Mr. Ghebreyesus’s appetitive colors makes his art instantly magnetic, but it is his images — boats, animals, musical instruments, angels — that write stories in the mind. Visual poetry is a phrase overused and underdefined. But you know it when you find it, and you find it here. -- Holland Cotter in the New York Times, 2020.

Ghebreyesus was born in Asmara in the Province of Eritrea in Ethiopia on March 21, 1962. His parents were Gebreyesus Tessema and Zememesh Berhe. He was the sixth of seven children. Gebreyesus Tessema, a judge, was banished from the capitol for resisting government decision-tampering.
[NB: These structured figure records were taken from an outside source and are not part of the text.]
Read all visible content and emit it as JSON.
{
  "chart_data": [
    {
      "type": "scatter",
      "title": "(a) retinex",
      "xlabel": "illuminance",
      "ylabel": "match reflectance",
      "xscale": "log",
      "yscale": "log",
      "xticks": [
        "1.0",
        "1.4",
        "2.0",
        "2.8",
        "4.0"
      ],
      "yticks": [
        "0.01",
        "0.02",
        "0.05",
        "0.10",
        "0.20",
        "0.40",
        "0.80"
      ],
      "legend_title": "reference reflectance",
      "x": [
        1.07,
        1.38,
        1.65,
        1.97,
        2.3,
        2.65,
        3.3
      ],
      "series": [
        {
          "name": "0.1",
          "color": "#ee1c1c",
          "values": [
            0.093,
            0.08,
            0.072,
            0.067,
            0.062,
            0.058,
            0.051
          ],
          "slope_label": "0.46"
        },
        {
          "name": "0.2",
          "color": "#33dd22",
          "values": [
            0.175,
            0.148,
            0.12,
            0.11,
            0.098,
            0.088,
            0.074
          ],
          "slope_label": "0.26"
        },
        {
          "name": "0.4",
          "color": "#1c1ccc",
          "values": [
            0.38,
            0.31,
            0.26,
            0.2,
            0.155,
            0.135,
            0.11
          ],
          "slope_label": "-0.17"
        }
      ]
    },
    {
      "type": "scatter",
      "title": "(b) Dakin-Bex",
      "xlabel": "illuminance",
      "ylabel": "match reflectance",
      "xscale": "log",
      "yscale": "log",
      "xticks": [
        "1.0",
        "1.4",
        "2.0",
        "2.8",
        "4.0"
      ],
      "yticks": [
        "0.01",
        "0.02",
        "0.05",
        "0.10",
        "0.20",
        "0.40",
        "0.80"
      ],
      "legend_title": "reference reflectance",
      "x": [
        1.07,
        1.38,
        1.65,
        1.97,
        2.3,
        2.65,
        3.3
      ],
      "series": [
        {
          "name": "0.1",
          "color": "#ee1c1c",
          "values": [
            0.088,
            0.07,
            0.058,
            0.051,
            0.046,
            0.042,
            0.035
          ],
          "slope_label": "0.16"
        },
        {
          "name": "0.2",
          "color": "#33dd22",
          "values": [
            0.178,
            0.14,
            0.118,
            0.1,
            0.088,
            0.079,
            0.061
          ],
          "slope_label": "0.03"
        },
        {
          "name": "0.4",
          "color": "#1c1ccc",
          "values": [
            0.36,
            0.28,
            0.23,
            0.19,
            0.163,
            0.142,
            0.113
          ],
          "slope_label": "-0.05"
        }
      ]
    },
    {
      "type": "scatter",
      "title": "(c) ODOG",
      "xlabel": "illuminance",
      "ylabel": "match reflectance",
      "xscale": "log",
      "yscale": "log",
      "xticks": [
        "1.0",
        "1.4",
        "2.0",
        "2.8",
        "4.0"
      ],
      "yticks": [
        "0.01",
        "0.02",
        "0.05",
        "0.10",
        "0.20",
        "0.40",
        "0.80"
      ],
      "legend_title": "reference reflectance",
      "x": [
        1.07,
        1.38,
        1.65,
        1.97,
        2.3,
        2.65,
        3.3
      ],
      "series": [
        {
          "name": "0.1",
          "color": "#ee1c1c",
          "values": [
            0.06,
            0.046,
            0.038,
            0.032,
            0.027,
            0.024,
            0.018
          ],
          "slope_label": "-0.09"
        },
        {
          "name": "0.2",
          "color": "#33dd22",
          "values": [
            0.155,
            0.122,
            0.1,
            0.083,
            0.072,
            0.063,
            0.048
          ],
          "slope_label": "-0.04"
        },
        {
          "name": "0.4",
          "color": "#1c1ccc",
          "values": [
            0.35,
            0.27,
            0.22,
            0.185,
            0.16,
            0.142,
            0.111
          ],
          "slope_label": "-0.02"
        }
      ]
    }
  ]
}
In his absence, Zememesh Berhe, a Coptic Christian, was the major caregiver during Ghebreyesus's childhood. Educated in the city's Catholic schools, he received "mangia libro" ("book-eater") as a nickname and later made a self-portrait with that title. The 30-year Eritrean War of Independence continued throughout his childhood. At the age of sixteen his mother convinced him to abandon his efforts to fight in a resistance group and, instead, to seek a better life abroad. In 1978 he began three years of travel in Sudan, Italy, and Germany and in 1981 came to New York City where one of his sisters was then living. There, while earning his living in restaurant kitchens, he became a humanitarian activist in support of Eritrean independence.

In 1992, two of his brothers, Gideon and Sahle, convinced him to join with them in opening an Eritrean restaurant in New Haven. He served as co-owner and chief chef of the restaurant, called Caffé Adulis, until it closed in 2008. He devoted the remaining four years of his life to painting.

He met Elizabeth Alexander in 1996. The two formed an immediate bond. They married and subsequently became parents of two sons, Solomon and Simon.

He died of massive heart failure, age 50, April 4, 2012.

His wife said his name was pronounced FEE-kray Geb-reh-YESS-oos.